Rating, expectations, and experiments
Last night I watched Snowpiercer. I'd heard good things about it online, I like to support simultaneous releases on iTunes, and it had a whopping 95% rating on Rotten Tomatoes. I was hugely disappointed. It wasn't a terrible movie. It wasn't a great movie either. But that 95% had set such an expectation for me that when I watched it, the massive flaws made it so much worse, perceptively, that if I'd gone in thinking it was a 40% to 60% movie. I watch all sorts of silly sci-fi, and enjoy it. I just go into it expecting silly sci-fi. How the rating influenced by perception and enjoyment of the film got me thinking. How do we rate things on iMore, and how can we do it better?
Ratings systems are something almost every organization that reviews almost anything has to figure out. (Even if that figuring leads to them not using a ratings system at all.) There are different systems and pros and cons to each, as well at to using one or not.
By way of another example, I recently tried out a game that I didn't like. I found the first run experience and the design to be less than good. Georgia really liked the gameplay, however, and Chris the community. We all cared about different things. How do you account for that?
5-star scales are common. iTunes uses them. Amazon uses them. Each star can either be whole, allowing for a 5-point spread (0 to 100% in increments of 20), or halved, allowing for a 10-point spread (0 to 100% in increments of 10).
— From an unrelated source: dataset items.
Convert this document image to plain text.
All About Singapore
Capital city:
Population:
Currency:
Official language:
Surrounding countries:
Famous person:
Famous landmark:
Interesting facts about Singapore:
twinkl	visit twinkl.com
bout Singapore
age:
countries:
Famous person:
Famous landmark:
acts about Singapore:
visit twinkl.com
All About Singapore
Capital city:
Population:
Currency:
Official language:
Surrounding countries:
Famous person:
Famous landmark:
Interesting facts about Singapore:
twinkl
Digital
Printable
They also allow for relative measure. A 4-star app is better than a 3-star app, for example. They're not so good at qualifying those measures. Why is the 4-star app better?
Thumbs up vs. thumbs down — recommended vs. not recommended — are also common. Instead of a lack of positives, they actually highlight negatives as well (-100% to +100% with potentially 0 in the middle). You can easily tell if some apps are good and other bad, but they any relative measures. You can't tell how good or bad they are compared to other apps.
Sometimes elements of both are combined, and you get a recommendation scale. For example, must avoid, not recommended, recommended, must have.
All of them can suffer from similar problems. Should 1-star or 2-star, or non-recommended apps be reviewed at all? What's the real difference between a 3-star and 4-star or recommended and must-have app, beyond the personal opinion of the reviewer?
What happens if you rate an app 5-stars and a better app comes along? If that app gets better? What happens if part of an app are great and others... not so much.
Most of all, how do you overcome the lack of nuance and specificity that, while making ratings highly glance-able, also make them incredibly shallow.
One of the things I've been thinking about it to tie ratings to specific criteria. It dawned on me during Apple's user experience evangelist Mike Stern's talk on Designing Intuitive User Interfaces at WWDC 2013 that a lot of ideals set for developers and designers could be used as measures for the resulting apps.
For example, how usable is an app? How simple, clear and intuitive are the navigation and controls? How useful is it? Are the features well defined, focused, and implemented? How well designed is it? Is the interface attractive and the interactions enjoyable? How accessible is it? Can it be used by as wide a range of people as possible?
I've not yet finished thinking it through, and there's a lot still to consider, weight, and figure out how to map to ratings, but I think it could ultimately lead to something that provides really glance-able information that's backed by solid criteria. Especially if that criteria is elaborated upon in the review that includes the rating, then it lets everyone know not only relative measures and like or dislike, but areas where apps excel and where they don't. The information density increases, the precision increases, and hopefully the value increases.
So, here's where I ask for all of your help. What ratings systems do you like most? What provides you with the most value? What would you like to see on iMore?
Assorted other stuff:
- I also saw Guardians of the Galaxy, which is at 92% on Rotten Tomatoes. I find that score equally ridiculous, but I also enjoyed the hell out of it. It wasn't transcendent by any means, but it was a ton of fun.
- Here's some more of Rotten Tomatoes at the movies: Star Wars at 92%, The Matrix at 87%, The Avengers at 92%, the Godfather at 100%, and so on.
- Guy English had some smart follow up to our recent Debug podcast with Marco Arment of Overcast and he posted on [Kickinbear] (http://kickingbear.com/blog/archives/464)
- Speaking of smart stuff, read Ben Thompson's piece on the app business being a business.
- Our friends Cali Lewis and John P. opened their new Geek House over the weekend. Huge congrats to both of them. Phil Nickinson went to celebrate along with them on our behalf.